Price and her team have identified about a dozen local varieties of seaweed — and dozens more single-celled microalgae — that could have similar methane-inhibiting properties.
They’re now testing them in a lab full of fake cow stomachs, which Price calls their “bottle herd.”
The bottle herd is a collection of glass vials sitting in an incubator.
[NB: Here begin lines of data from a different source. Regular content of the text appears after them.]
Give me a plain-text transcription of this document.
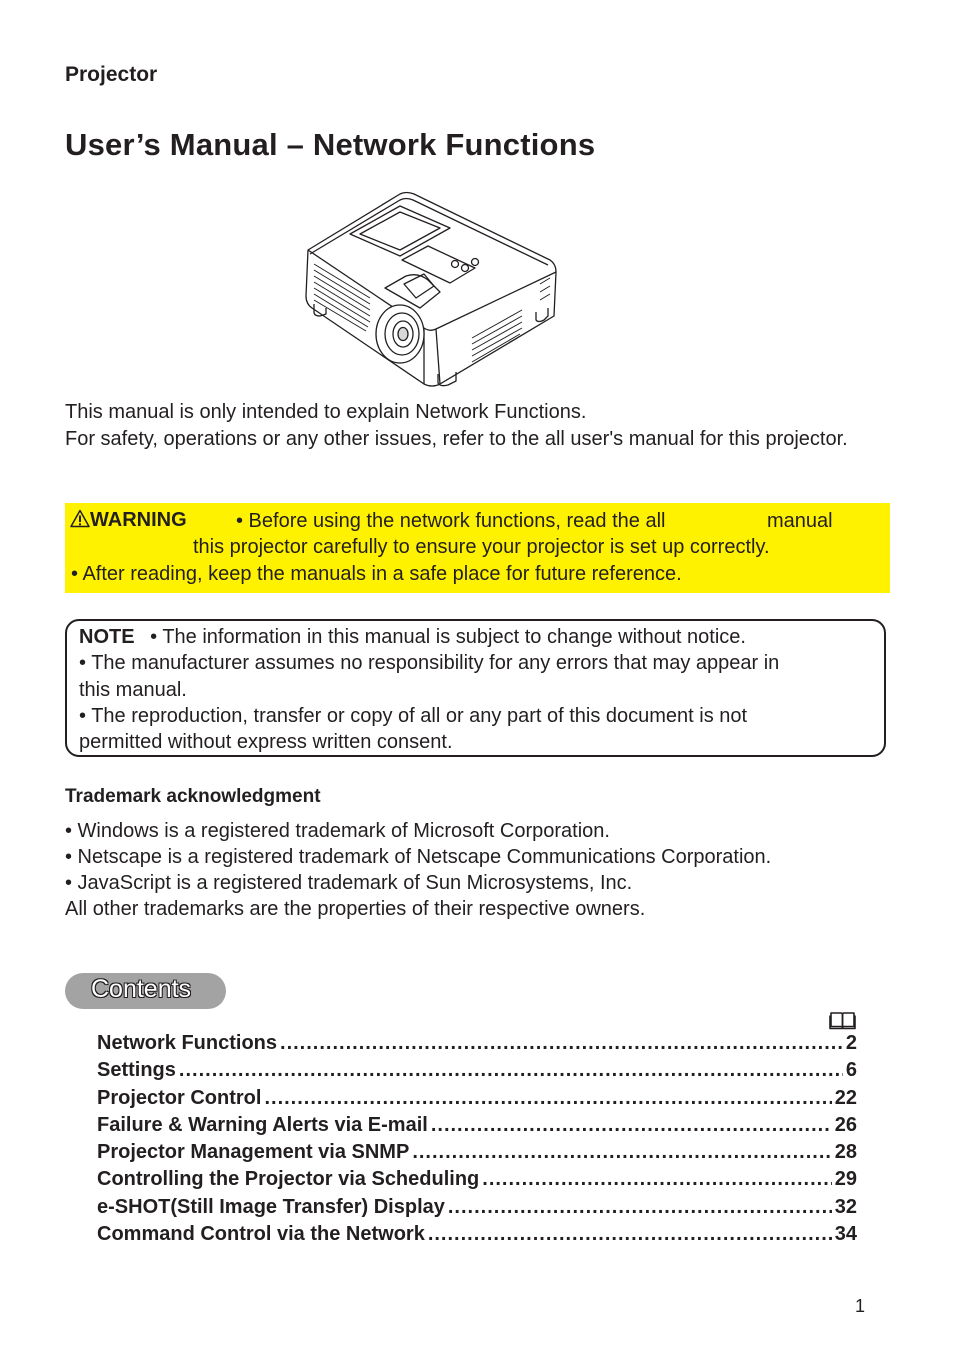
Projector
User’s Manual – Network Functions

This manual is only intended to explain Network Functions.

For safety, operations or any other issues, refer to the all user's manual for this projector.

WARNING • Before using the network functions, read the all	manual
this projector carefully to ensure your projector is set up correctly.
• After reading, keep the manuals in a safe place for future reference.
NOTE • The information in this manual is subject to change without notice.
• The manufacturer assumes no responsibility for any errors that may appear in
this manual.
• The reproduction, transfer or copy of all or any part of this document is not
permitted without express written consent.
Trademark acknowledgment
• Windows is a registered trademark of Microsoft Corporation.
• Netscape is a registered trademark of Netscape Communications Corporation.
• JavaScript is a registered trademark of Sun Microsystems, Inc.
All other trademarks are the properties of their respective owners.
Contents
Network Functions .....	2
Settings .....	6
Projector Control .....	22
Failure & Warning Alerts via E-mail .....	26
Projector Management via SNMP .....	28
Controlling the Projector via Scheduling .....	29
e-SHOT(Still Image Transfer) Display .....	32
Command Control via the Network .....	34
1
Each is filled with a brownish-yellow liquid: actual fluid from a cow’s stomach.
The scientists keep the bottles warmed to about 40 degrees Celsius, and then “feed” them little bits of seaweed.
Price and her research technicians let the fake stomach eat the seaweed, then measure the methane concentrations in the gas it emits.
Over time, the researchers hope to identify which seaweeds are most effective in disrupting the methane process in the cow’s stomach.
A garden-based objection
But some argue there’s a simpler way to reduce methane emissions from the beef and dairy industries: stop eating beef and dairy.
“There would be an immediate benefit to simply reducing our consumption of meat, dairy and animal products,” said Evelyn Kimber, president of the Boston Vegetarian Society.
She sees the seaweed study as a bit of a hack, trying to bypass a major systemic issue.
“Experimenting with feeding seaweeds to cows treats the animals as if they are machines, where you alter the fuel to alter the emissions,” she said.
Thinking of animals and nature as a resource to be manipulated got us into this problem, Kimber said. The same kind of thinking won’t get us out.
A mossy contender
But Brito thinks his herd of Jersey cows at the University of New Hampshire might be part of the answer.
Brito is testing a seaweed candidate identified in the bottle herd at Bigelow Labs — a red seaweed from the Gulf of Maine called “Irish Moss.” The cows are getting small amounts added to their regular feed.
Early results show methane reductions of about 15% to 20%, he said.
The results are preliminary, and the researchers will also test other types of seaweed. But Brito said he’s optimistic.
“If you have a consistent reduction of methane between 20 and 30%, I think they should be doing a very good step towards a more sustainable animal agriculture or dairy cattle agriculture,” he said.
A 20% to 30% reduction in methane is less effective than the Australian seaweed Asparagopsis, which has shown reductions of 80% in studies.
But the team calculates that if a seaweed reduced methane by 30%, could be sustainably mass produced, and fed to every cow in America, methane emissions could shrink by nearly two million metric tons. In terms of greenhouse gas emissions, that’s like taking 10 million cars off the road for a year.
That’s far from a sure bet. What is for certain: climate scientists say we need to deeply reduce methane emissions if we are to avoid the worst effects of climate change.
Seaweed-eating cows can be part of the solution — but not all of it.